Why Does My Dog Bite Its Tail?
Tail biting or chewing is a fairly common occurrence among canines. You may have noticed this behavior in your pet many times, and have dismissed it as a temporary itch or irritation.
Although tail biting isn’t usually a cause for concern, it may indicate a more serious issue. If tail biting occurs frequently or causes irritation or bleeding, it will be necessary to determine the cause of it so that you can administer the proper remedy.
CAUSES OF TAIL BITING
The first step is to determine why your dog is biting his tail. Some causes are relatively easy to deal with, and may even be insignificant. Others will require medical attention to prevent more serious health problems.
Allergies are among the most common causes of tail biting. The irritant may be food, household chemicals, or something else in the immediate environment. Flea or tick bites may also trigger allergic reactions. If you cannot determine the allergen, it may be necessary to take your dog to a veterinarian for thorough testing.
STRESS AND ANXIETY
Stress and anxiety can trigger tail biting episodes.
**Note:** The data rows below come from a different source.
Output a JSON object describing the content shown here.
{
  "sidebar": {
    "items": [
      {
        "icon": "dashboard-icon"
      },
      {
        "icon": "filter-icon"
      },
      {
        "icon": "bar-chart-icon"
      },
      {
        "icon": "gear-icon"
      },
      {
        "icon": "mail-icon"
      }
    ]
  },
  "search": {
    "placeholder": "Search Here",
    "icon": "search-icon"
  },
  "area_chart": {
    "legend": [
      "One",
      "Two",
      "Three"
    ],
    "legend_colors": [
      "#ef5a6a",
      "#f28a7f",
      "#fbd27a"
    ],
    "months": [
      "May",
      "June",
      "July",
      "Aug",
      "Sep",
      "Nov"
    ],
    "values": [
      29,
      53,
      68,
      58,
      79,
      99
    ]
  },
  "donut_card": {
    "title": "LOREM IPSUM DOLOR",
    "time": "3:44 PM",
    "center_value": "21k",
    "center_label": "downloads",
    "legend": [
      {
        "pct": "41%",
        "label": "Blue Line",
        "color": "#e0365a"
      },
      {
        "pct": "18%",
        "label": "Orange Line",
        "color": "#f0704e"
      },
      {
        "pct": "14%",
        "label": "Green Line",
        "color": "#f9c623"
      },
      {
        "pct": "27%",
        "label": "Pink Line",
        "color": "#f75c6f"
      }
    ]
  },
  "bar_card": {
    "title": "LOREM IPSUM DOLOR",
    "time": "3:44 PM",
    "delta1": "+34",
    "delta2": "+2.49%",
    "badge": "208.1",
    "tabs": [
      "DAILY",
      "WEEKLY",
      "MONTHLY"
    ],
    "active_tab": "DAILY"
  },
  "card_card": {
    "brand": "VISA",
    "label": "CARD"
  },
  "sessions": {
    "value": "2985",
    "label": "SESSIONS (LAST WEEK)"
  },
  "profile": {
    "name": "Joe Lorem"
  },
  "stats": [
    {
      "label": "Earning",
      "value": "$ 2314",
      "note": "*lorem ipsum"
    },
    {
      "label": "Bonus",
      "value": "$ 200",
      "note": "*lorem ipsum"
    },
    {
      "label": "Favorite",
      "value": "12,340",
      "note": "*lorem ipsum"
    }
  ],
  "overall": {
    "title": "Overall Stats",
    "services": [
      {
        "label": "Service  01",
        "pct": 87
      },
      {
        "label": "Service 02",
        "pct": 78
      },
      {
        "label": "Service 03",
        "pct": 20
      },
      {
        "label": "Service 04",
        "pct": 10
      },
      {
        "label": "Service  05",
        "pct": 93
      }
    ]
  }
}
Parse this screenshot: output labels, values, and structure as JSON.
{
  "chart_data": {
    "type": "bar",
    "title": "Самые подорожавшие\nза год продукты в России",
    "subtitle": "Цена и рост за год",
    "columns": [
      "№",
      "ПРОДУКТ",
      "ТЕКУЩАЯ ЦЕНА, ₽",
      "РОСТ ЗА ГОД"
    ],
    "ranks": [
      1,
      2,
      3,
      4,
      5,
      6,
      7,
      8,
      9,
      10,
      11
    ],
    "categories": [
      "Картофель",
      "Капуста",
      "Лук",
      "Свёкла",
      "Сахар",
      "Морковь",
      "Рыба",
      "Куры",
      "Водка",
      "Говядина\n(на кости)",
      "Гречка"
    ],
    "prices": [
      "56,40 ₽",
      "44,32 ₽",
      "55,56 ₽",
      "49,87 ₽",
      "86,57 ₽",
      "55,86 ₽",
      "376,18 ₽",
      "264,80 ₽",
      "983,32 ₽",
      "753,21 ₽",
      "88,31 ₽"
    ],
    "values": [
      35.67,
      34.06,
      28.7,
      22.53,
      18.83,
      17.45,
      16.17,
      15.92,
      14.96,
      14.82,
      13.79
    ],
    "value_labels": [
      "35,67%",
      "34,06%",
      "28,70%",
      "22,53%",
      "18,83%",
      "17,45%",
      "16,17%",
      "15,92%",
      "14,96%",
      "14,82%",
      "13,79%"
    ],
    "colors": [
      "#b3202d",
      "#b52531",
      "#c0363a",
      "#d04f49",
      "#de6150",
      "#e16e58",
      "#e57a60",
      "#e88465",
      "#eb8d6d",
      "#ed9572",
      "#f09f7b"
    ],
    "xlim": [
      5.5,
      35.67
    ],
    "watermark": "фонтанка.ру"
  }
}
For some dogs, a change in the daily routine or their environment can cause anxiety, which may lead to tail biting. These cases tend to occur more often among dogs that get insufficient mental or physical stimulation. There are some crates designed specifically to aid with anxious pups.
FLEAS AND TICKS
If the tail biting occurs mostly during the warmer months, fleas or ticks are the likely culprits. Dogs will typically lick, chew, or scratch at the site of the infestation, which is often near the tip of the tail.
Dogs may bite their tails to relieve a hot spot, which commonly occurs in pets that live in hot and humid environments. Ironically, hot spots themselves are caused by repeated scratching, chewing, and biting. As the irritation worsens, your dog may continue to pick at the area to relieve the discomfort, eventually resulting in an open wound. Your dog then gets into a cycle of relieving himself from the very irritation that his actions are causing in the first place.
ANAL GLAND ISSUES
Impacted anal glands may also cause your dog to bite at his tail toward the base, or drag his hindquarters along the ground. The condition also causes constipation, and there may be a foul smell from your pet’s backside. In more severe cases, pus or blood may be noticeable in the feces.
A bruise, sprain, or a fracture could also trigger repeated tail biting. Injuries that occur to the dog’s rear aren’t always noticeable, and owners may only realize the problem when their dog continues to bite at the area.
If your dog seems to be frequently biting his tail for no apparent reason, he may be experiencing hormonal imbalance. These cases may result from excessive cortisol production or insufficient thyroid production. Both these conditions could cause skin infections and hairless patches, which dogs will then chew on to relieve the discomfort.
Some cases of tail biting are caused by boredom. Just like humans, dogs will develop certain habits when bored, such as chewing at their tails. Most such cases are nothing to be concerned about. However, you should probably increase the mental and physical stimulation you are giving your dog to prevent the biting from causing serious health issues.
WHAT TO DO WHEN YOUR DOG BITES HIS TAIL
Many of the underlying causes of tail biting can be solved by changing your dog’s diet or daily habits. Maintaining proper hygiene could also help reduce these instances, and it never hurts to keep their living areas clean.
But not all cases of tail biting are so easily handled. If the behavior persists or causes more serious problems, it is advisable to take your pet to a veterinarian as soon as possible.